The approval of durvalumab marks a significant advancement in the field of biomedicine, particularly in the treatment of various cancers. As a monoclonal antibody, it specifically targets PDL1, a protein that can suppress the immune response against cancer cells. By blocking PDL1, durvalumab helps to unleash the body's immune system to recognize and attack cancer cells more effectively.
The wide range of therapeutic areas in which durvalumab has shown efficacy highlights its potential to benefit patients with different types of diseases. From neoplasms to respiratory diseases and urogenital diseases, durvalumab offers a promising treatment option for patients suffering from these conditions.

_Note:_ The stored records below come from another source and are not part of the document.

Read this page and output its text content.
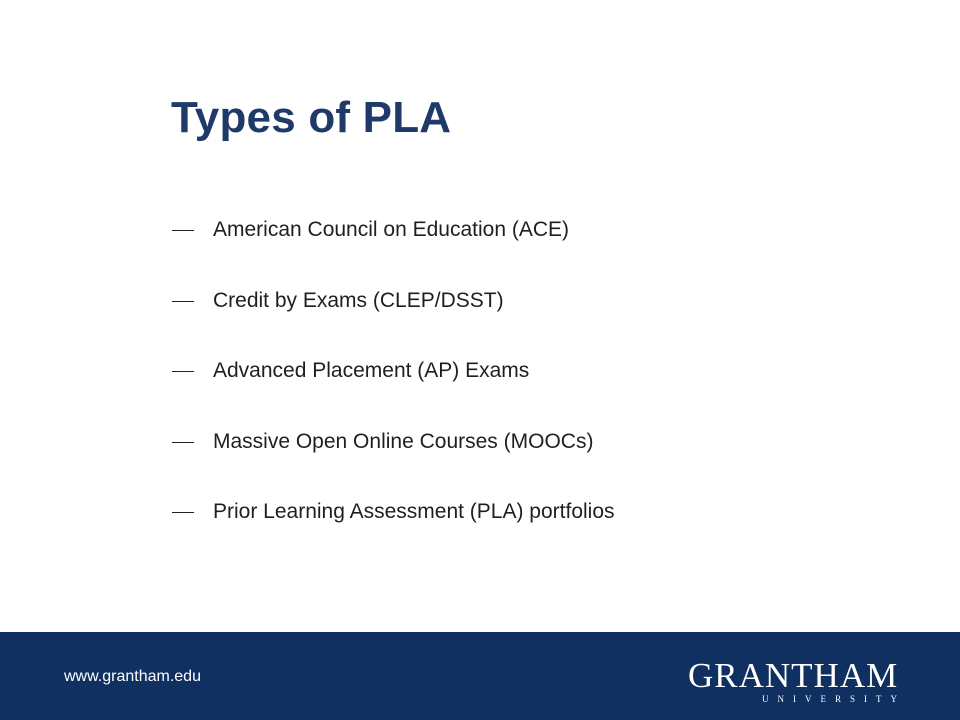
Types of PLA
American Council on Education (ACE)
Credit by Exams (CLEP/DSST)
Advanced Placement (AP) Exams
Massive Open Online Courses (MOOCs)
Prior Learning Assessment (PLA) portfolios
www.grantham.edu	GRANTHAM
UNIVERSITY
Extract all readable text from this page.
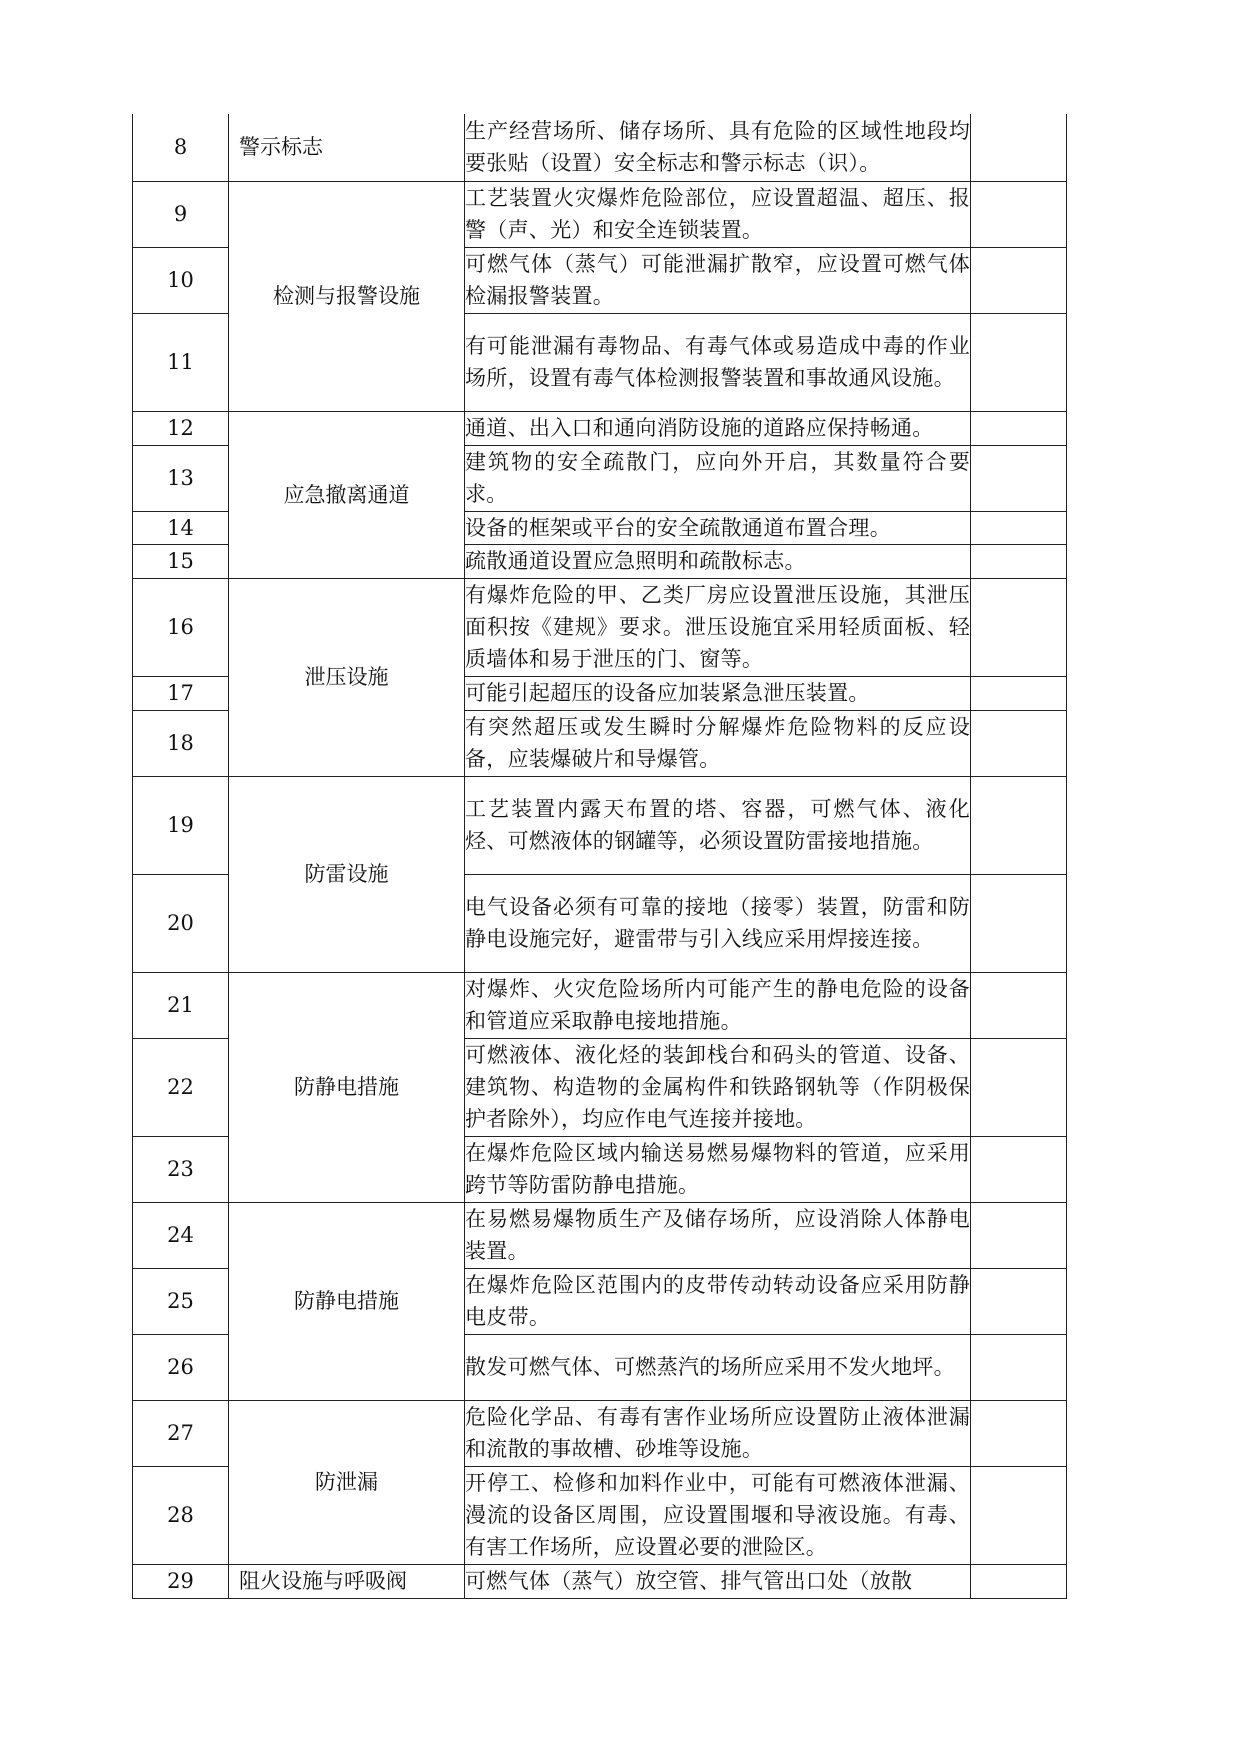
8	警示标志	生产经营场所、储存场所、具有危险的区域性地段均要张贴（设置）安全标志和警示标志（识）。	
9	检测与报警设施	工艺装置火灾爆炸危险部位，应设置超温、超压、报警（声、光）和安全连锁装置。	
10		可燃气体（蒸气）可能泄漏扩散窄，应设置可燃气体检漏报警装置。	
11		有可能泄漏有毒物品、有毒气体或易造成中毒的作业场所，设置有毒气体检测报警装置和事故通风设施。	
12	应急撤离通道	通道、出入口和通向消防设施的道路应保持畅通。	
13		建筑物的安全疏散门，应向外开启，其数量符合要求。	
14		设备的框架或平台的安全疏散通道布置合理。	
15		疏散通道设置应急照明和疏散标志。	
16	泄压设施	有爆炸危险的甲、乙类厂房应设置泄压设施，其泄压面积按《建规》要求。泄压设施宜采用轻质面板、轻质墙体和易于泄压的门、窗等。	
17		可能引起超压的设备应加装紧急泄压装置。	
18		有突然超压或发生瞬时分解爆炸危险物料的反应设备，应装爆破片和导爆管。	
19	防雷设施	工艺装置内露天布置的塔、容器，可燃气体、液化烃、可燃液体的钢罐等，必须设置防雷接地措施。	
20		电气设备必须有可靠的接地（接零）装置，防雷和防静电设施完好，避雷带与引入线应采用焊接连接。	
21	防静电措施	对爆炸、火灾危险场所内可能产生的静电危险的设备和管道应采取静电接地措施。	
22		可燃液体、液化烃的装卸栈台和码头的管道、设备、建筑物、构造物的金属构件和铁路钢轨等（作阴极保护者除外），均应作电气连接并接地。	
23		在爆炸危险区域内输送易燃易爆物料的管道，应采用跨节等防雷防静电措施。	
24	防静电措施	在易燃易爆物质生产及储存场所，应设消除人体静电装置。	
25		在爆炸危险区范围内的皮带传动转动设备应采用防静电皮带。	
26		散发可燃气体、可燃蒸汽的场所应采用不发火地坪。	
27	防泄漏	危险化学品、有毒有害作业场所应设置防止液体泄漏和流散的事故槽、砂堆等设施。	
28		开停工、检修和加料作业中，可能有可燃液体泄漏、漫流的设备区周围，应设置围堰和导液设施。有毒、有害工作场所，应设置必要的泄险区。	
29	阻火设施与呼吸阀	可燃气体（蒸气）放空管、排气管出口处（放散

The regulatory designations received by durvalumab, such as priority review, accelerated approval, orphan drug status, and breakthrough therapy, reflect the drug's potential to address critical medical needs and expedite its availability to patients. These designations also indicate the recognition of durvalumab's significant clinical benefits and the urgency to make it accessible to patients as quickly as possible.
In summary, durvalumab is a monoclonal antibody drug that targets PDL1 and has been approved for use in various therapeutic areas, particularly in the treatment of different types of cancers. Its approval in the United States and China, along with the regulatory designations it has received, highlight its potential to address unmet medical needs and provide a new treatment option for patients.